I don't want to quit this job. I love what I do, but it has to be made POSSIBLE to get the work done safely for patients, and safely for our licenses.
Nurses are literally clocking out and going back to do their charting (No overtime allowed) to cover their butts. It seems that they will open up amongst each other, but have fear to make a stand. Maybe they know it will do no good.
I'm told by one of the attendings who comes in, "Nurses last about 3 months and then fly." I'm also aware that it's cheaper to have high turnover in staff than to retain staff and pay out benefits.
I'm feeling very unappreciated. Errors are unavoidable with the high demand on this unit. A missed med here, a missed treatment there....I see it everyday.
None of us want to quit....we just want to be able to work safely.

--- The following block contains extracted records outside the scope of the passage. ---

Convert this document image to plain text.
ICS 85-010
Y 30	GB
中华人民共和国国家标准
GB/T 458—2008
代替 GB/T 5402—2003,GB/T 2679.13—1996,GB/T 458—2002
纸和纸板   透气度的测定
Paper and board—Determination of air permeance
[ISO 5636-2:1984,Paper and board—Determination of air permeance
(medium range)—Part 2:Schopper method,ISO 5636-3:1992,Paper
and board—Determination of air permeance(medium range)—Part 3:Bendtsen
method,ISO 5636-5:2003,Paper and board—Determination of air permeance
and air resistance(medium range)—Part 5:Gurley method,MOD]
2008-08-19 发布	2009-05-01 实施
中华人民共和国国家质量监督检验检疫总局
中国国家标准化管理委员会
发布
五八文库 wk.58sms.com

Any suggestions? I'm running out of hope....
Thank you.
Emma
I'd like to thank all of you who replied. What I don't want to do, unfortunately, is quit. I was hoping there was another solution. It appears as though my gut (and yours, too) suggests leaving the only solution.

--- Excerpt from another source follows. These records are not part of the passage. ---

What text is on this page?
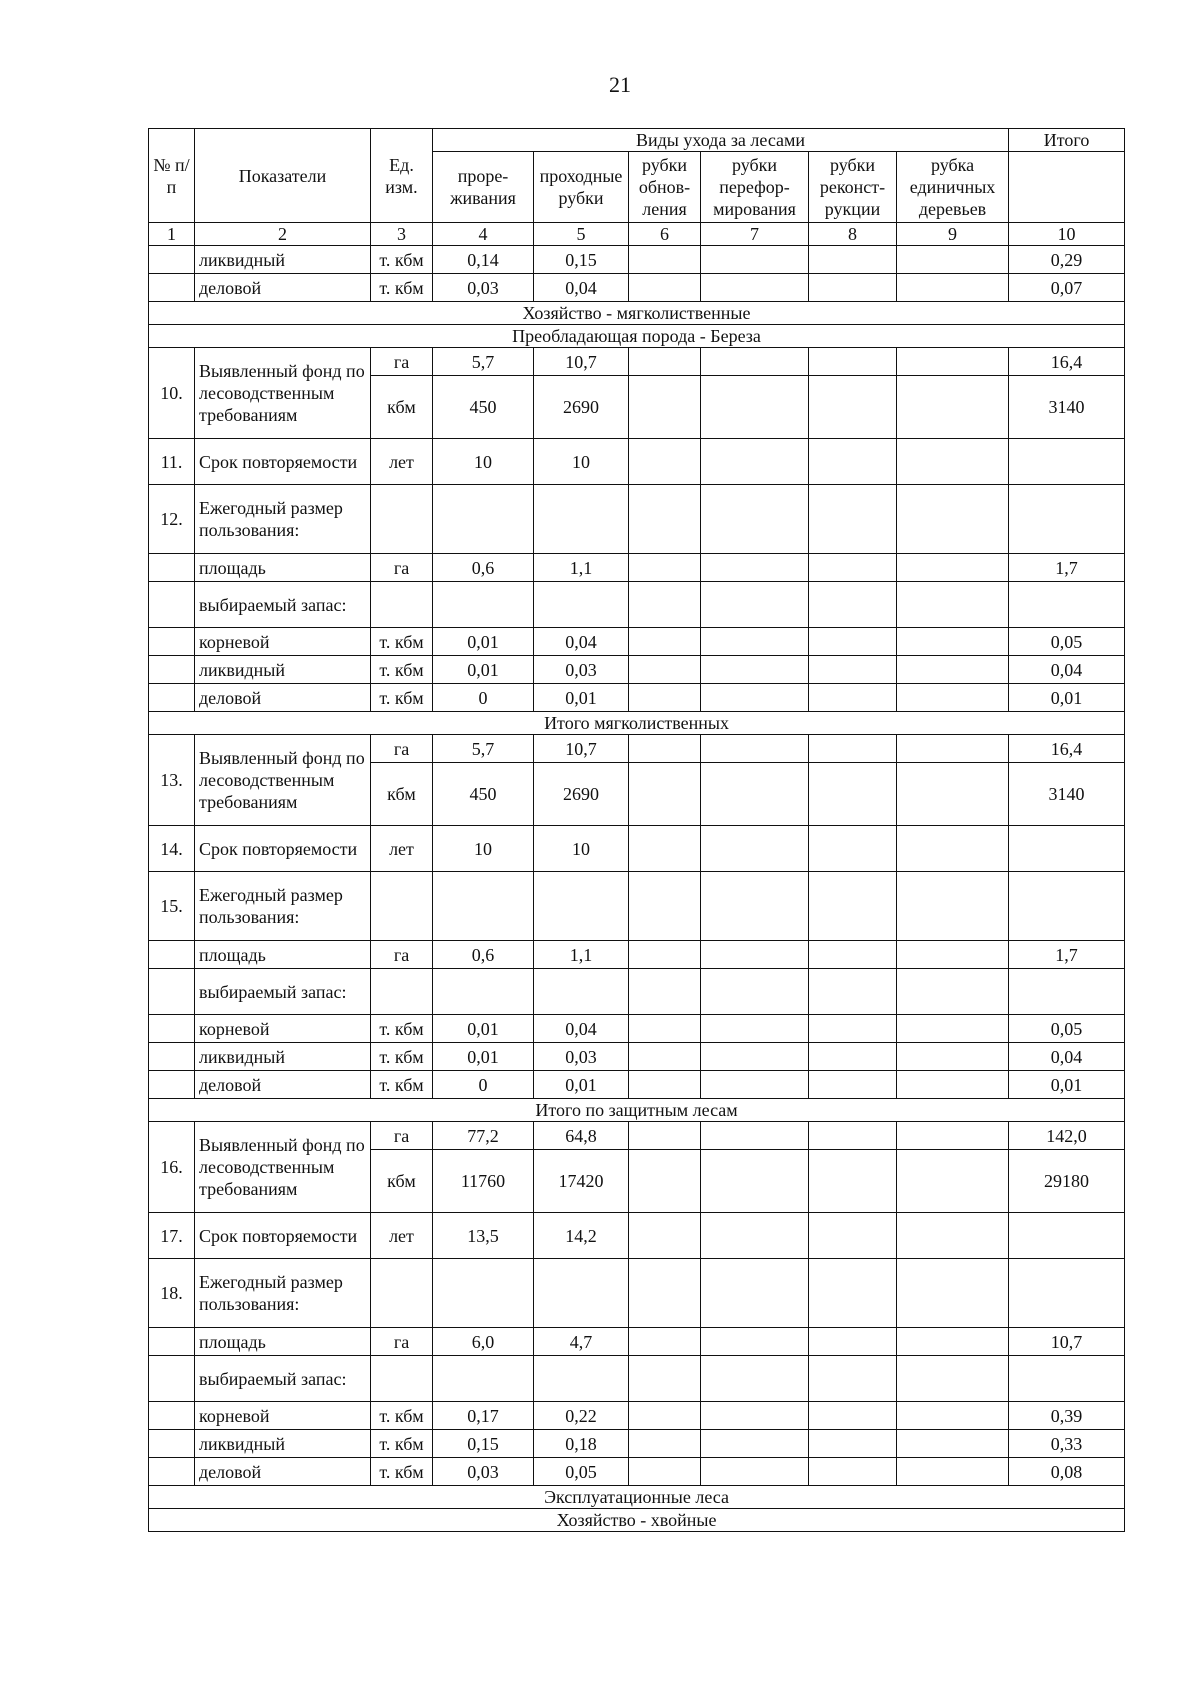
21
№ п/п	Показатели	Ед. изм.	Виды ухода за лесами						Итого
			проре-живания	проходные рубки	рубки обнов-ления	рубки перефор-мирования	рубки реконст-рукции	рубка единичных деревьев	
1	2	3	4	5	6	7	8	9	10
	ликвидный	т. кбм	0,14	0,15					0,29
	деловой	т. кбм	0,03	0,04					0,07
Хозяйство - мягколиственные									
Преобладающая порода - Береза									
10.	Выявленный фонд по лесоводственным требованиям	га	5,7	10,7					16,4
		кбм	450	2690					3140
11.	Срок повторяемости	лет	10	10					
12.	Ежегодный размер пользования:								
	площадь	га	0,6	1,1					1,7
	выбираемый запас:								
	корневой	т. кбм	0,01	0,04					0,05
	ликвидный	т. кбм	0,01	0,03					0,04
	деловой	т. кбм	0	0,01					0,01
Итого мягколиственных									
13.	Выявленный фонд по лесоводственным требованиям	га	5,7	10,7					16,4
		кбм	450	2690					3140
14.	Срок повторяемости	лет	10	10					
15.	Ежегодный размер пользования:								
	площадь	га	0,6	1,1					1,7
	выбираемый запас:								
	корневой	т. кбм	0,01	0,04					0,05
	ликвидный	т. кбм	0,01	0,03					0,04
	деловой	т. кбм	0	0,01					0,01
Итого по защитным лесам									
16.	Выявленный фонд по лесоводственным требованиям	га	77,2	64,8					142,0
		кбм	11760	17420					29180
17.	Срок повторяемости	лет	13,5	14,2					
18.	Ежегодный размер пользования:								
	площадь	га	6,0	4,7					10,7
	выбираемый запас:								
	корневой	т. кбм	0,17	0,22					0,39
	ликвидный	т. кбм	0,15	0,18					0,33
	деловой	т. кбм	0,03	0,05					0,08
Эксплуатационные леса									
Хозяйство - хвойные									
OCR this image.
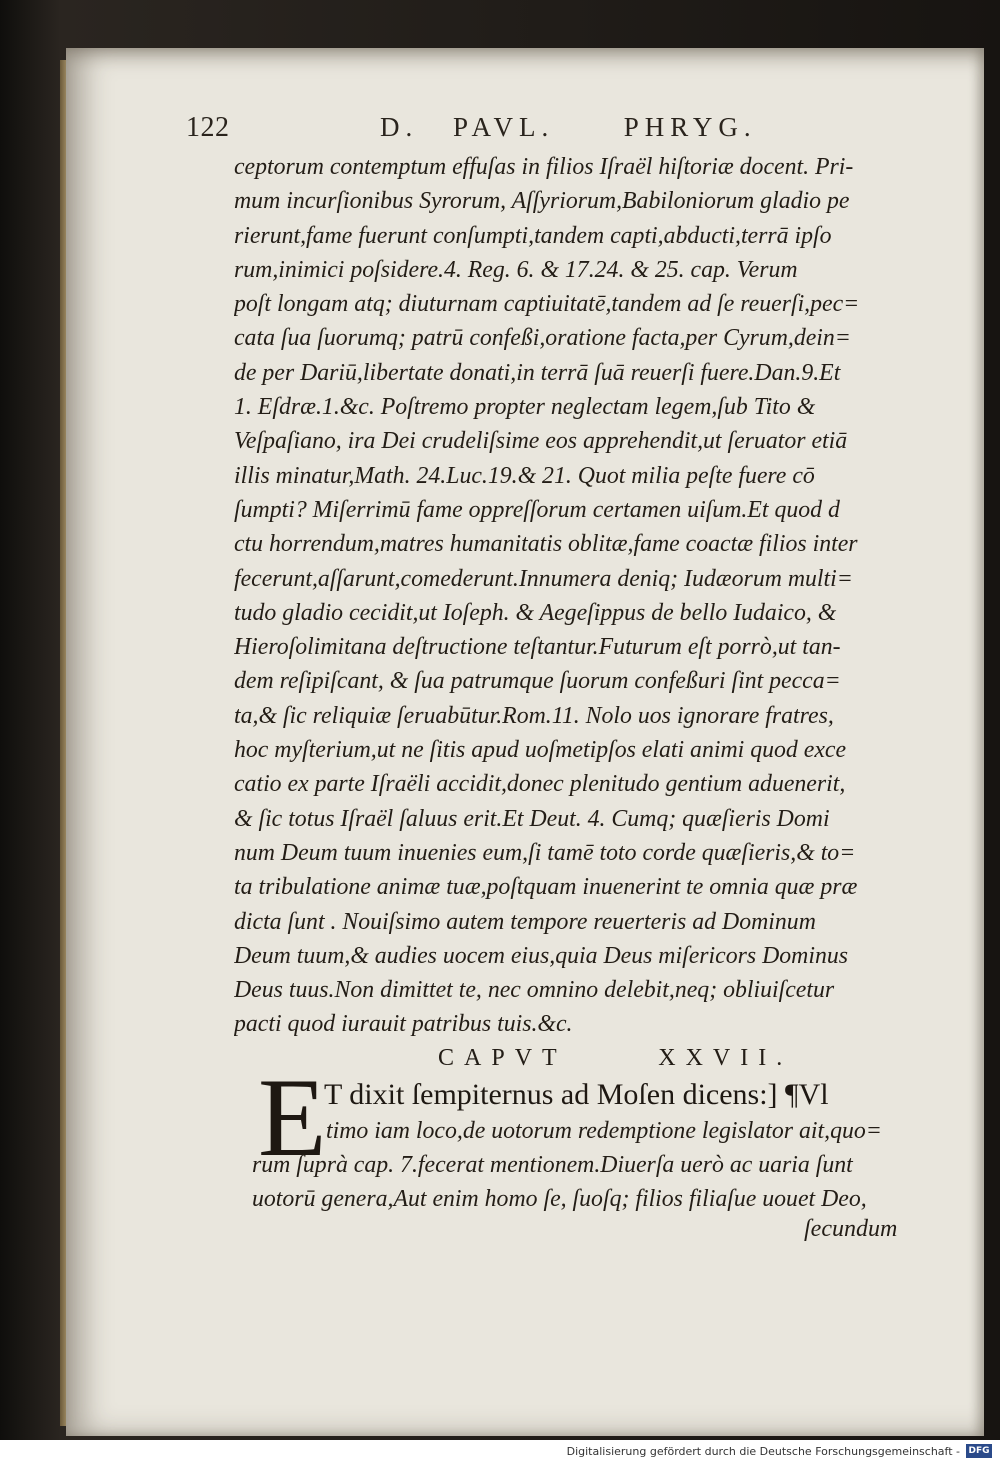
122	D. PAVL.  PHRYG.
ceptorum contemptum effuſas in filios Iſraël hiſtoriæ docent. Pri-
mum incurſionibus Syrorum, Aſſyriorum,Babiloniorum gladio pe
rierunt,fame fuerunt conſumpti,tandem capti,abducti,terrā ipſo
rum,inimici poſsidere.4. Reg. 6. & 17.24. & 25. cap. Verum
poſt longam atq; diuturnam captiuitatē,tandem ad ſe reuerſi,pec=
cata ſua ſuorumq; patrū confeßi,oratione facta,per Cyrum,dein=
de per Dariū,libertate donati,in terrā ſuā reuerſi fuere.Dan.9.Et
1. Eſdræ.1.&c. Poſtremo propter neglectam legem,ſub Tito &
Veſpaſiano, ira Dei crudeliſsime eos apprehendit,ut ſeruator etiā
illis minatur,Math. 24.Luc.19.& 21. Quot milia peſte fuere cō
ſumpti? Miſerrimū fame oppreſſorum certamen uiſum.Et quod d
ctu horrendum,matres humanitatis oblitæ,fame coactæ filios inter
fecerunt,aſſarunt,comederunt.Innumera deniq; Iudæorum multi=
tudo gladio cecidit,ut Ioſeph. & Aegeſippus de bello Iudaico, &
Hieroſolimitana deſtructione teſtantur.Futurum eſt porrò,ut tan-
dem reſipiſcant, & ſua patrumque ſuorum confeßuri ſint pecca=
ta,& ſic reliquiæ ſeruabūtur.Rom.11. Nolo uos ignorare fratres,
hoc myſterium,ut ne ſitis apud uoſmetipſos elati animi quod exce
catio ex parte Iſraëli accidit,donec plenitudo gentium aduenerit,
& ſic totus Iſraël ſaluus erit.Et Deut. 4. Cumq; quæſieris Domi
num Deum tuum inuenies eum,ſi tamē toto corde quæſieris,& to=
ta tribulatione animæ tuæ,poſtquam inuenerint te omnia quæ præ
dicta ſunt . Nouiſsimo autem tempore reuerteris ad Dominum
Deum tuum,& audies uocem eius,quia Deus miſericors Dominus
Deus tuus.Non dimittet te, nec omnino delebit,neq; obliuiſcetur
pacti quod iurauit patribus tuis.&c.
CAPVT  XXVII.
E
T dixit ſempiternus ad Moſen dicens:] ¶Vl
timo iam loco,de uotorum redemptione legislator ait,quo=
rum ſuprà cap. 7.fecerat mentionem.Diuerſa uerò ac uaria ſunt
uotorū genera,Aut enim homo ſe, ſuoſq; filios filiaſue uouet Deo,
ſecundum
Digitalisierung gefördert durch die Deutsche Forschungsgemeinschaft - DFG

It's actually cheaper to have the high turnover. The orientation they provide is one day (with doing nothing but paperwork and procedure). Then you hit the floor running following a nurse for about a week. There's not much cost involved (other than the required physical). But when the employee hits their 90 day mark, they have to fork over the benefits.
I work for a "for profit" company. Maybe that's the problem. I guess it doesn't matter what the "problem" is. I'm just bent on finding a solution.

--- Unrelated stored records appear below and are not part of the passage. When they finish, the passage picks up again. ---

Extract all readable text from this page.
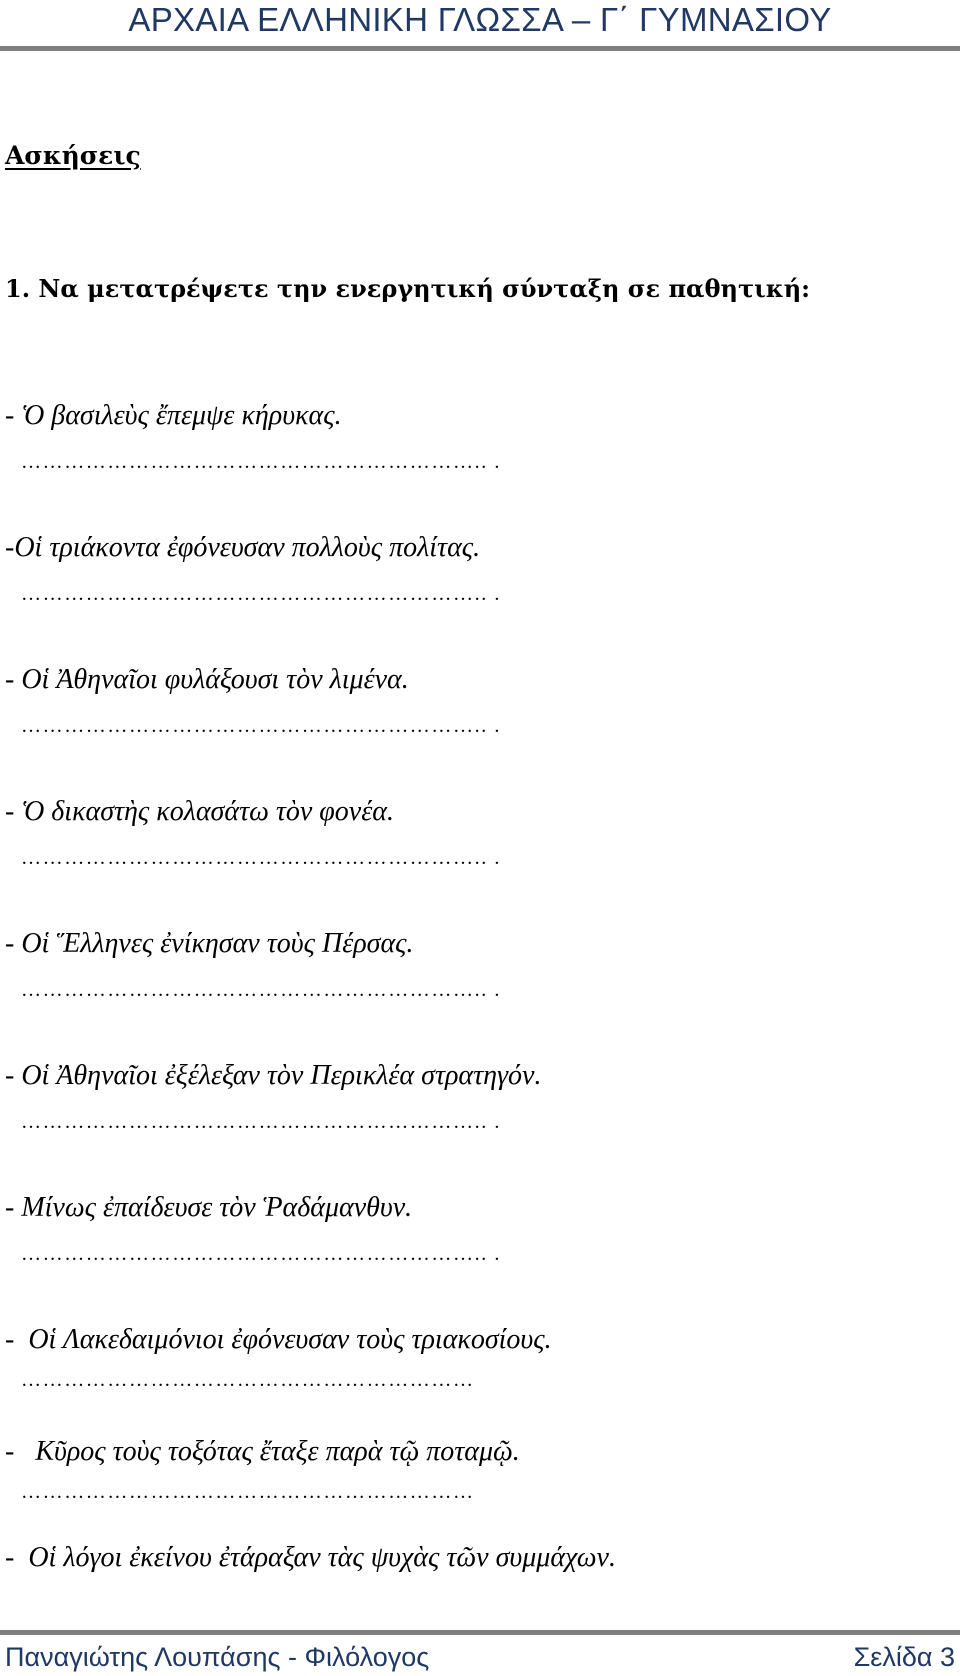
ΑΡΧΑΙΑ ΕΛΛΗΝΙΚΗ ΓΛΩΣΣΑ – Γ΄ ΓΥΜΝΑΣΙΟΥ
Ασκήσεις
1. Να μετατρέψετε την ενεργητική σύνταξη σε παθητική:
- Ὁ βασιλεὺς ἔπεμψε κήρυκας.
……………………………………………………….. .
-Οἱ τριάκοντα ἐφόνευσαν πολλοὺς πολίτας.
……………………………………………………….. .
- Οἱ Ἀθηναῖοι φυλάξουσι τὸν λιμένα.
……………………………………………………….. .
- Ὁ δικαστὴς κολασάτω τὸν φονέα.
……………………………………………………….. .
- Οἱ Ἕλληνες ἐνίκησαν τοὺς Πέρσας.
……………………………………………………….. .
- Οἱ Ἀθηναῖοι ἐξέλεξαν τὸν Περικλέα στρατηγόν.
……………………………………………………….. .
- Μίνως ἐπαίδευσε τὸν Ῥαδάμανθυν.
……………………………………………………….. .
-  Οἱ Λακεδαιμόνιοι ἐφόνευσαν τοὺς τριακοσίους.
………………………………………………………
-   Κῦρος τοὺς τοξότας ἔταξε παρὰ τῷ ποταμῷ.
………………………………………………………
-  Οἱ λόγοι ἐκείνου ἐτάραξαν τὰς ψυχὰς τῶν συμμάχων.
Παναγιώτης Λουπάσης - Φιλόλογος	Σελίδα 3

I don't want to quit. I like my coworkers. They're all just as frustrated as I am.
Our DON was on vacation this past week. I don't know if my unit mgr has had a chance to talk to her or not. My guess is, it doesn't matter. The changes they were going to make were to change the shift hours so that third shift was responsible for the morning diabetics. And yet, that doesn't solve lunch or dinner. That still doesn't solve the lack of nurses to the amount of patients.
Oh well. Back to the drawing board?
Thanks for listening.
Ok well if they are for profit then where are these residents family members and y arent they taking thier complaints to admin. If **** gets to admin and starts threatening thier bottom line then they listen. How many aides do you usually have. If you have that many blood sugars I would wait until they were in the dining room to do them. Take all the sugars then go back and do the sliding scale and scheduled insuling if they needed it. It won't matter if they start eating to get thier insulin thier. Sorry on the family phone calls a message can be taken and they can be called back. Hope some of this helps. obviously the best thing to do is get out. But if you are intent on staying then call a meeting with the DON and flat out tell her the same thing. That it isn't working and you need help or you are leaving. I work private long term care and love it. Its all private pay. Staffing is good. and i get to spend time with my residents. think about it.
Valerie Salva, BSN, RN
1,793 Posts
We are the ones paying, with our taxes, on Medicare units. The pts are risking their health and the nurses are risking their licensure- all the while, the corporations make money.
Taxpayers should be insisting on mandated ratios in Medicare units. It is ironic that Medicare rehab units are some of the most highly regulated entities in the US, yet there are no regs where it matters most: nurse to pt ratios.